Jamie Funk has this to say:

“The minor planet Ceres has been mentioned a lot lately in relation to the environment because she is has been in conjunction with Pluto, and they do have a strong link in Roman mythology. Ceres struck a deal with Pluto to share her daughter Persephone. Lynn Hayes stressed this association in The astrology of the Horizon oil rig explosion: ‘The elevation of Ceres has brought about a new global awareness about the needs for environmental balance.  Perhaps this explosion (Pluto) will facilitate even greater awareness about our tenuous ecological balance (Ceres).’ Associating Ceres with the environment is nothing new in astrology.  From the Wikipedia page, Planets in astrology: ‘Ceres, as the Goddess who has control over nature’s resources and cycles, may be known also in astrology as the planet of the Environment. Going back to mythology, an early environmental villain is the figure of Erysichthon, the tearer up of the earth, who cut down trees in a grove sacred to Ceres-Demeter, for which he was punished by the goddess with fearful hunger. In this sense Ceres became an emerging archetype in the social response of becoming aware of the recent Climate Change, and is entering our collective consciousness as a need to take care of our natural and irreplaceable resources in the 21st Century.’”

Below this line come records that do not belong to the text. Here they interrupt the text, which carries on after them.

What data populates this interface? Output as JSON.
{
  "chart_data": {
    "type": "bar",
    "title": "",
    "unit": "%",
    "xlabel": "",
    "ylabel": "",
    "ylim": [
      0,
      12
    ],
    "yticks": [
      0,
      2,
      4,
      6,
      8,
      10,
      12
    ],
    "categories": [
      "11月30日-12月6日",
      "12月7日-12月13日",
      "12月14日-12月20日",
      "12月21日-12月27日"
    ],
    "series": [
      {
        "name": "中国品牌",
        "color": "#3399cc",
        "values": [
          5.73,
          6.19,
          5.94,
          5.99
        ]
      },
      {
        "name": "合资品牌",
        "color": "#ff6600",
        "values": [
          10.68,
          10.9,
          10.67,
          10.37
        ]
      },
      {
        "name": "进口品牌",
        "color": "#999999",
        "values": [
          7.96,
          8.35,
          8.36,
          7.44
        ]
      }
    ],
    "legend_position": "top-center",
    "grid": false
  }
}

Astrologer Eric Francis notes that “Pluto itself rules mining and deep underground. Deepwater Horizon was working the Tiber oilfield, ‘the deepest oil and gas well ever drilled’. This is so very Plutonic, pushing the boundaries to the extreme, penetrating deeper than ever before. Pluto does demand payment for journeying to his underworld.”  Francis also predicts a long recovery from this disaster, as long-term transits do not bode well.  Jupiter is moving into conjunction with Uranus, which could increase the ambiguous, unpredictable, and spontaneous nature of the event.

Many Americans view astrological predictions and synchronicities as self-fulfilling prophesies – too soft and simplistic to hold any weight.  However, contemplating these large, complex, and cumbersome world events from an astrologer’s eye can help ease confusion and isolated suffering, adding elements of collective connection, emotion, and mystery.  As we reel from this environmental tragedy, I suggest we take on this kind of universal worldview, honoring our interdependence, our ability to grieve together, and this whole-systems mythical story in which we all play our small part.